DNN-Opt: An RL Inspired Optimization for Analog Circuit Sizing using Deep Neural Networks
This addresses the manual effort and tight schedules in analog circuit design, offering an automated solution with incremental improvements in sample efficiency.
The paper tackles the problem of automating analog circuit sizing by introducing DNN-Opt, a reinforcement learning-inspired deep neural network framework, achieving 5–30x sample efficiency compared to other black-box optimization methods on both small and large industrial circuits.

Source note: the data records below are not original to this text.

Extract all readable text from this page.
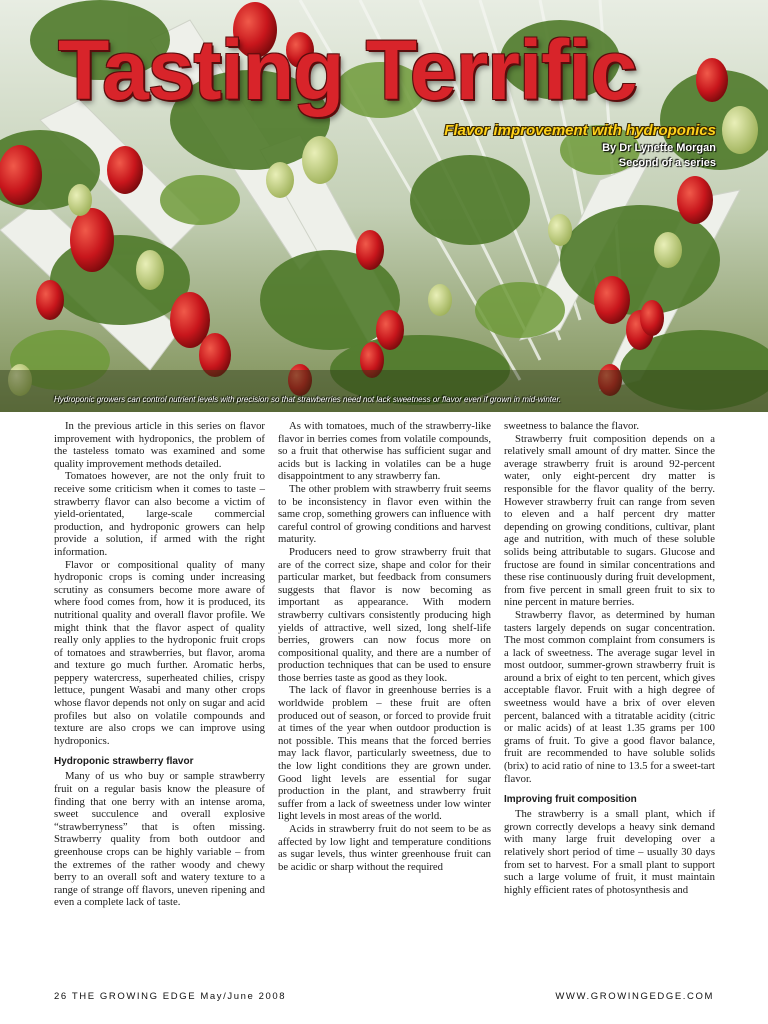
Tasting Terrific
Flavor improvement with hydroponics
By Dr Lynette Morgan
Second of a series
Hydroponic growers can control nutrient levels with precision so that strawberries need not lack sweetness or flavor even if grown in mid-winter.

In the previous article in this series on flavor improvement with hydroponics, the problem of the tasteless tomato was examined and some quality improvement methods detailed.

Tomatoes however, are not the only fruit to receive some criticism when it comes to taste – strawberry flavor can also become a victim of yield-orientated, large-scale commercial production, and hydroponic growers can help provide a solution, if armed with the right information.

Flavor or compositional quality of many hydroponic crops is coming under increasing scrutiny as consumers become more aware of where food comes from, how it is produced, its nutritional quality and overall flavor profile. We might think that the flavor aspect of quality really only applies to the hydroponic fruit crops of tomatoes and strawberries, but flavor, aroma and texture go much further. Aromatic herbs, peppery watercress, superheated chilies, crispy lettuce, pungent Wasabi and many other crops whose flavor depends not only on sugar and acid profiles but also on volatile compounds and texture are also crops we can improve using hydroponics.

Hydroponic strawberry flavor

Many of us who buy or sample strawberry fruit on a regular basis know the pleasure of finding that one berry with an intense aroma, sweet succulence and overall explosive “strawberryness” that is often missing. Strawberry quality from both outdoor and greenhouse crops can be highly variable – from the extremes of the rather woody and chewy berry to an overall soft and watery texture to a range of strange off flavors, uneven ripening and even a complete lack of taste.

As with tomatoes, much of the strawberry-like flavor in berries comes from volatile compounds, so a fruit that otherwise has sufficient sugar and acids but is lacking in volatiles can be a huge disappointment to any strawberry fan.

The other problem with strawberry fruit seems to be inconsistency in flavor even within the same crop, something growers can influence with careful control of growing conditions and harvest maturity.

Producers need to grow strawberry fruit that are of the correct size, shape and color for their particular market, but feedback from consumers suggests that flavor is now becoming as important as appearance. With modern strawberry cultivars consistently producing high yields of attractive, well sized, long shelf-life berries, growers can now focus more on compositional quality, and there are a number of production techniques that can be used to ensure those berries taste as good as they look.

The lack of flavor in greenhouse berries is a worldwide problem – these fruit are often produced out of season, or forced to provide fruit at times of the year when outdoor production is not possible. This means that the forced berries may lack flavor, particularly sweetness, due to the low light conditions they are grown under. Good light levels are essential for sugar production in the plant, and strawberry fruit suffer from a lack of sweetness under low winter light levels in most areas of the world.

Acids in strawberry fruit do not seem to be as affected by low light and temperature conditions as sugar levels, thus winter greenhouse fruit can be acidic or sharp without the required

sweetness to balance the flavor.

Strawberry fruit composition depends on a relatively small amount of dry matter. Since the average strawberry fruit is around 92-percent water, only eight-percent dry matter is responsible for the flavor quality of the berry. However strawberry fruit can range from seven to eleven and a half percent dry matter depending on growing conditions, cultivar, plant age and nutrition, with much of these soluble solids being attributable to sugars. Glucose and fructose are found in similar concentrations and these rise continuously during fruit development, from five percent in small green fruit to six to nine percent in mature berries.

Strawberry flavor, as determined by human tasters largely depends on sugar concentration. The most common complaint from consumers is a lack of sweetness. The average sugar level in most outdoor, summer-grown strawberry fruit is around a brix of eight to ten percent, which gives acceptable flavor. Fruit with a high degree of sweetness would have a brix of over eleven percent, balanced with a titratable acidity (citric or malic acids) of at least 1.35 grams per 100 grams of fruit. To give a good flavor balance, fruit are recommended to have soluble solids (brix) to acid ratio of nine to 13.5 for a sweet-tart flavor.

Improving fruit composition

The strawberry is a small plant, which if grown correctly develops a heavy sink demand with many large fruit developing over a relatively short period of time – usually 30 days from set to harvest. For a small plant to support such a large volume of fruit, it must maintain highly efficient rates of photosynthesis and

26 THE GROWING EDGE May/June 2008	WWW.GROWINGEDGE.COM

Analog circuit sizing takes a significant amount of manual effort in a typical design cycle. With rapidly developing technology and tight schedules, bringing automated solutions for sizing has attracted great attention. This paper presents DNN-Opt, a Reinforcement Learning (RL) inspired Deep Neural Network (DNN) based black-box optimization framework for analog circuit sizing. The key contributions of this paper are a novel sample-efficient two-stage deep learning optimization framework leveraging RL actor-critic algorithms, and a recipe to extend it on large industrial circuits using critical device identification. Our method shows 5--30x sample efficiency compared to other black-box optimization methods both on small building blocks and on large industrial circuits with better performance metrics. To the best of our knowledge, this is the first application of DNN-based circuit sizing on industrial scale circuits.